Narendra Modi is heading out on a five-nation tour that puts India’s most urgent economic worries at the center of foreign policy. The trip, scheduled for May 15 to May 20, will take the prime minister to the United Arab Emirates, the Netherlands, Sweden, Norway and Italy as New Delhi seeks energy security, trade leverage and diplomatic room to maneuver while global oil prices climb.

The UAE will be the first stop on May 15, and it carries the most immediate weight. The Ministry of External Affairs says Modi and Sheikh Mohamed bin Zayed Al Nahyan are expected to exchange views on energy cooperation, along with regional and international issues of mutual interest. That conversation lands at a sensitive moment for India, which imports large amounts of energy and has already felt the strain of higher oil prices in its currency, inflation outlook and current account balance.
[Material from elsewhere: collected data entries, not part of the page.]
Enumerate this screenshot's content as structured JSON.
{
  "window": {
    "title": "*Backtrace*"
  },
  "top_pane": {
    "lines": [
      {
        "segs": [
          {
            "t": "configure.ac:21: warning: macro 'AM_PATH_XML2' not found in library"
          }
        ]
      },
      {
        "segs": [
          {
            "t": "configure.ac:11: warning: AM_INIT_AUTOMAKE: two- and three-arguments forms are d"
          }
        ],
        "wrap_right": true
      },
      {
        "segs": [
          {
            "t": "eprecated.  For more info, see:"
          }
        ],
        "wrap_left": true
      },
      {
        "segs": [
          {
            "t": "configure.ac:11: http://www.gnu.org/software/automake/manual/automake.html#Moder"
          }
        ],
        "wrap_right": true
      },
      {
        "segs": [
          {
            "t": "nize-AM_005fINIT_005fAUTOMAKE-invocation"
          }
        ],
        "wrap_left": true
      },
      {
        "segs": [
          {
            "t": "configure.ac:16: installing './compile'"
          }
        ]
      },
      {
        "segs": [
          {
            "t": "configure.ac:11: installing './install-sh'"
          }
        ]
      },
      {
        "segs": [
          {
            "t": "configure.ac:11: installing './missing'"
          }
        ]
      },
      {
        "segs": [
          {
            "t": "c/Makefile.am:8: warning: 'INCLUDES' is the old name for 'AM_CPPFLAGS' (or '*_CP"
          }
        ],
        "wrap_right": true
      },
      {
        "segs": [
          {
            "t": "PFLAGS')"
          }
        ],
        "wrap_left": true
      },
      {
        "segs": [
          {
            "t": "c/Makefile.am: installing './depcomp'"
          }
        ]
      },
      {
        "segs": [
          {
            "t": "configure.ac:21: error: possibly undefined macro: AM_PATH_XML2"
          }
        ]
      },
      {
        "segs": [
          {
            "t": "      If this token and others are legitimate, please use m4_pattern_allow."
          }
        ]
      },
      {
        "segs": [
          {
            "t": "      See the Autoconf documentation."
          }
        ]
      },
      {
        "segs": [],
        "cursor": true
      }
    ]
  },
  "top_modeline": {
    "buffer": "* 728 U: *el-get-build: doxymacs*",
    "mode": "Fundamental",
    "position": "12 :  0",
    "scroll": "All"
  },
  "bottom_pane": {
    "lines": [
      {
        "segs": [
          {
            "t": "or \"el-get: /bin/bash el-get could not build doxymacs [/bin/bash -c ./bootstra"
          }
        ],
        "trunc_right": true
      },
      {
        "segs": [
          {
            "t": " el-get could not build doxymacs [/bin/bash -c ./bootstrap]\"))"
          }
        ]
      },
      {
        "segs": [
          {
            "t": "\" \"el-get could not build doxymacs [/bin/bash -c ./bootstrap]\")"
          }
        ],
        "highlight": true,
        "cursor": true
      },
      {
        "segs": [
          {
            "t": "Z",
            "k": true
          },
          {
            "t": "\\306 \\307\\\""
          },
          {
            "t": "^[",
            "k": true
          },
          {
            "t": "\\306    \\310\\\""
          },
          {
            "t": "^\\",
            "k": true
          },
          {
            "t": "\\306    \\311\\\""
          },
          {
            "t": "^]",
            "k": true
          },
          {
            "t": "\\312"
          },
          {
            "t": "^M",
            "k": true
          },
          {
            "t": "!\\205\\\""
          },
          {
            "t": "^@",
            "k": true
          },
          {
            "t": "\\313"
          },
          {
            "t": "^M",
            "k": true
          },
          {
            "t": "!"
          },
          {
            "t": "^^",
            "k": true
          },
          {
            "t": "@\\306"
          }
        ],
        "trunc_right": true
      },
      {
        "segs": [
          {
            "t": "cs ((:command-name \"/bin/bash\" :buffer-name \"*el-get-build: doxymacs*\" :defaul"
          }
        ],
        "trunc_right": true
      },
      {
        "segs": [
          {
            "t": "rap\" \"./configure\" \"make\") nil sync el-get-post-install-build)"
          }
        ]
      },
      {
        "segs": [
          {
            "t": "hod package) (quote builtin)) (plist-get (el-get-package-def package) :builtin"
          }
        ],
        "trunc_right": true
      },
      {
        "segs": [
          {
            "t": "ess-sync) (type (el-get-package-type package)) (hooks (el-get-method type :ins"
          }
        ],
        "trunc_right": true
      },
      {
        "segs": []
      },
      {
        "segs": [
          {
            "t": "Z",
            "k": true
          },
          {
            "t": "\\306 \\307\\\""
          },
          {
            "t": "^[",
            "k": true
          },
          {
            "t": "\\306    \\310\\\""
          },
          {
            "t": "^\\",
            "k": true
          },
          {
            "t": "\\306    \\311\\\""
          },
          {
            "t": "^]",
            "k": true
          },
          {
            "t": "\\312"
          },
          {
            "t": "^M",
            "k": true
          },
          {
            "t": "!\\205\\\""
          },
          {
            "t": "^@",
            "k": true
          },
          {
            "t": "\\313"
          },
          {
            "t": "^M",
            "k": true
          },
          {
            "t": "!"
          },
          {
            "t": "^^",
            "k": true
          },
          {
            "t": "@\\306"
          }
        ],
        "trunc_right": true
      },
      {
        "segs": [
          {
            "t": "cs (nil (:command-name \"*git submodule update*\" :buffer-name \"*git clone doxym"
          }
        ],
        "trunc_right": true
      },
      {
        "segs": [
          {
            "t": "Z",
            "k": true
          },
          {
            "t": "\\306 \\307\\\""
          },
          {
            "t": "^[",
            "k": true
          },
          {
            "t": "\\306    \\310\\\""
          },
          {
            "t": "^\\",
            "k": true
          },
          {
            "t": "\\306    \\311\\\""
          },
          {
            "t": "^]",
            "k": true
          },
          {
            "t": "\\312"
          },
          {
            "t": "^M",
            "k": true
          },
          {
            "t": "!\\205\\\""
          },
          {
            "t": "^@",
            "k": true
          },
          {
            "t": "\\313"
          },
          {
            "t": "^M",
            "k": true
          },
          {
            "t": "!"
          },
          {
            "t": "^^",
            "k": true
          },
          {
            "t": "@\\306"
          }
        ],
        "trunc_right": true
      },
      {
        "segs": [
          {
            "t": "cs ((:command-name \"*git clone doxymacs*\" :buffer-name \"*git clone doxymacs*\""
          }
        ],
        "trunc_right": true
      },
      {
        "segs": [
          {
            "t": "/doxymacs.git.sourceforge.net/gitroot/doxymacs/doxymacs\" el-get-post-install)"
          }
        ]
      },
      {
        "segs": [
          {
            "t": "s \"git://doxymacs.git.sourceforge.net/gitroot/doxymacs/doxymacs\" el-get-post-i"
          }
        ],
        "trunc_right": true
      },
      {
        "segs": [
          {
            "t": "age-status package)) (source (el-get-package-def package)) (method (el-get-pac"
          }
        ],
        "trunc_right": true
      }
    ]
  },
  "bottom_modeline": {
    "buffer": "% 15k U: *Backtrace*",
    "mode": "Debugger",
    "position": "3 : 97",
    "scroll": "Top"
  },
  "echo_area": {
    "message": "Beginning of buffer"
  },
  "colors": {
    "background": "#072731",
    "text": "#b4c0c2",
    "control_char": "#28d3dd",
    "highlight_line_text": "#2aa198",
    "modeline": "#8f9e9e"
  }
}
The pressure was visible in markets on Monday, when Indian shares fell and the rupee closed at a record weak level, its sharpest drop in more than a month. Fuel conservation, lower imports, reduced gold buying and less travel have already been urged as the energy shock ripples through the economy. For Modi, the itinerary is as much about cushioning that blow as it is about diplomacy.

AI-generated illustration
AI-generated illustration

The UAE stop also reflects how far that relationship has advanced. India-UAE bilateral trade reached US$100 billion in 2025, according to the ministry, up from US$180 million a year in the 1970s. Modi’s 2015 visit to the UAE was the first by an Indian prime minister in 34 years and helped launch the comprehensive strategic partnership. A January 2026 joint statement, issued during President Sheikh Mohamed bin Zayed Al Nahyan’s visit to India, showed the two governments were still deepening high-level engagement.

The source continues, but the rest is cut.